Iran has two paths ahead of it as it stands at the crossroads, following a war that failed to deliver a clear victor. Not being the loser is not being a victor necessarily. Modern wars only deliver qualified gainers. Iran must break out of this binary and chart a favourable path to its future. Between choosing to go nuclear with its enrichment infrastructure, which is only a few steps ahead, Iran can graduate to being a nuclear-weapons state like Israel and North Korea and then stand up to the world with its newly gained deterrence but with little else to go along. Already heavily sanctioned, clubbed in the axis of resistance/evil, and excoriated from the global chain for the last five decades, Iran will continue to lie outside the global community where opportunity abounds and prosperity multiplies. It may choose to be a pariah as safe as North Korea, or be an international economic force as South Korea. The choice and the consequences are stark.

The other option is to bring its strength to the common benefit of the world at large. By shedding the route to nuclear aspirations, it can multiply its riches as the rest of the world has done and bring benefit to its people. Iranians are well-educated, skilful and entrepreneurial, characteristics honed over time in an old civilisation which has survived many a challenge and prospered to modern times. It must bring to fruition the potential that the nation and its people carry. Gas and oil, modern economies' engines, are in greatest demand currently, as economies transition and some need to rebuild or build faster. Iran must benefit from its reserves in the next two decades while markets for its products exist. Modern economies are undergoing major transformations in technological advances; Iran would not like to miss this bus, as the future ordains differently.
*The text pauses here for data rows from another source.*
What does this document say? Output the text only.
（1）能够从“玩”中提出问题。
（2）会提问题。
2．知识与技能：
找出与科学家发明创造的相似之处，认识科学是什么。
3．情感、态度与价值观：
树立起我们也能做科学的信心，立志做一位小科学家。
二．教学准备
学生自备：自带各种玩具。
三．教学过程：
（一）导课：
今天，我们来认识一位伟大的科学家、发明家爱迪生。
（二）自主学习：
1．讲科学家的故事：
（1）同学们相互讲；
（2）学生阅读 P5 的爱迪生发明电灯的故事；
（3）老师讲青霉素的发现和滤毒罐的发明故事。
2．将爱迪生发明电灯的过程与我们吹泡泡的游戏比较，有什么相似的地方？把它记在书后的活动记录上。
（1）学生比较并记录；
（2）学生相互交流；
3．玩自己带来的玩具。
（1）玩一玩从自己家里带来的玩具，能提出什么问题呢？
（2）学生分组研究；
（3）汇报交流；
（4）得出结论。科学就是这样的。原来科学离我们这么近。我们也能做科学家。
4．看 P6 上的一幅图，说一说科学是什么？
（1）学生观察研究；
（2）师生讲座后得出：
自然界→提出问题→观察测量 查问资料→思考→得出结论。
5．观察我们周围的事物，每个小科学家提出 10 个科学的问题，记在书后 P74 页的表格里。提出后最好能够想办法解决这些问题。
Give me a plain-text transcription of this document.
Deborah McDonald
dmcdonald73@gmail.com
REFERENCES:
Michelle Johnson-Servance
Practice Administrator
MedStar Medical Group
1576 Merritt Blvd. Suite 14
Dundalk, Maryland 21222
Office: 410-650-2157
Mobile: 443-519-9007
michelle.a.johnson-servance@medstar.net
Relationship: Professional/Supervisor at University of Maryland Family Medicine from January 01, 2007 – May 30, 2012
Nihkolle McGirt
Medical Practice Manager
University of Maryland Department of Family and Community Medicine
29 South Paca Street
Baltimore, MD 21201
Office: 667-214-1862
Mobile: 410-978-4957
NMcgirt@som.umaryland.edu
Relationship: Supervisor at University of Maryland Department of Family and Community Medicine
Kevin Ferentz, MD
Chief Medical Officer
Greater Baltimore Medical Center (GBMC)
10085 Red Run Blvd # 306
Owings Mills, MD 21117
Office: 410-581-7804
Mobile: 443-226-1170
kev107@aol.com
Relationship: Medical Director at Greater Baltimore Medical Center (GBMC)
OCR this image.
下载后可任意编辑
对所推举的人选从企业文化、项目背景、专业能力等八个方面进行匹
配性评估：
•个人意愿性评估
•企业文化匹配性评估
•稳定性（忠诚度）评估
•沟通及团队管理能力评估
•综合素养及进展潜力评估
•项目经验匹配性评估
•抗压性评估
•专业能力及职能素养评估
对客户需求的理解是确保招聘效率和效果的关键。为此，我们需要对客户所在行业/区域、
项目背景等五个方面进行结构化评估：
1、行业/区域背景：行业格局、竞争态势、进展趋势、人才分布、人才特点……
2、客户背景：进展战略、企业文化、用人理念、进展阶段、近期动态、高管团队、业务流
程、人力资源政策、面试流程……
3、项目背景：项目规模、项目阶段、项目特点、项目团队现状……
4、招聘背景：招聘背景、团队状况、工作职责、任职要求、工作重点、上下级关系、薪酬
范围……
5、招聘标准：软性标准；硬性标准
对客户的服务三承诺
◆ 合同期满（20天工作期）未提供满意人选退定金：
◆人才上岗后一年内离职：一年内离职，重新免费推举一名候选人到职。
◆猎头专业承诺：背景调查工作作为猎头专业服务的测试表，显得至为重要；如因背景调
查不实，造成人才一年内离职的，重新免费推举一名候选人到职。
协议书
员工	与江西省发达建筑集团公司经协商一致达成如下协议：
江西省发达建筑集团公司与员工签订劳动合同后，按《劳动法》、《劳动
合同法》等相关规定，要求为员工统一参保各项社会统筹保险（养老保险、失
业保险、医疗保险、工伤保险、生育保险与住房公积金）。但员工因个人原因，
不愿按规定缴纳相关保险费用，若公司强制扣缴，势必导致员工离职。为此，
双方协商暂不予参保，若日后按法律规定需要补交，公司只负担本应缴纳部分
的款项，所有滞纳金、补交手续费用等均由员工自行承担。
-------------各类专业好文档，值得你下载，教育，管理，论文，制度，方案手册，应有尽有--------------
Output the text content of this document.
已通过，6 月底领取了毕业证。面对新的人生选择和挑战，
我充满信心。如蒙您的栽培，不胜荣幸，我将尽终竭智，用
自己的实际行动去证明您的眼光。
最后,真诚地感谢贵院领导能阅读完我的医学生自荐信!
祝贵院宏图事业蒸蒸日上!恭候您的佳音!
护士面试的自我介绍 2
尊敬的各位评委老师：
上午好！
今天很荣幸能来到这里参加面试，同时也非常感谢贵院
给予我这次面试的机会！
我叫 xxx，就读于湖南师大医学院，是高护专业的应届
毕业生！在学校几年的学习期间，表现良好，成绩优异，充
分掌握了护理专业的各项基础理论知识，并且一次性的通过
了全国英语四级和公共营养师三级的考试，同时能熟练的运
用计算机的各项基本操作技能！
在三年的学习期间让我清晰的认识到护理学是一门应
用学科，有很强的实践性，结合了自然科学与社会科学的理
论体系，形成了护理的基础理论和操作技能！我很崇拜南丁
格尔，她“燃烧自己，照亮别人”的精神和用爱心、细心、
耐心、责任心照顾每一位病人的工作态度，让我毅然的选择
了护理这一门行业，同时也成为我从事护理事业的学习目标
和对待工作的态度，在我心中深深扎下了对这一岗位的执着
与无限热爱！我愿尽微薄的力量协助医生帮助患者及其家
The dilemma for Iran is that the policies which maximise economic growth may not always coincide with those that the leadership believes maximise the regime's hold over power. A fragmented top tier, which is as desperate to find its respective place among the constituents, makes the process even more complicated and cautious. Looking over the shoulder is not how great nations can find their place in the comity of nations. Reconciling these competing imperatives will be the defining challenge as Iran negotiates the next phase in its search for abiding peace and prosperity.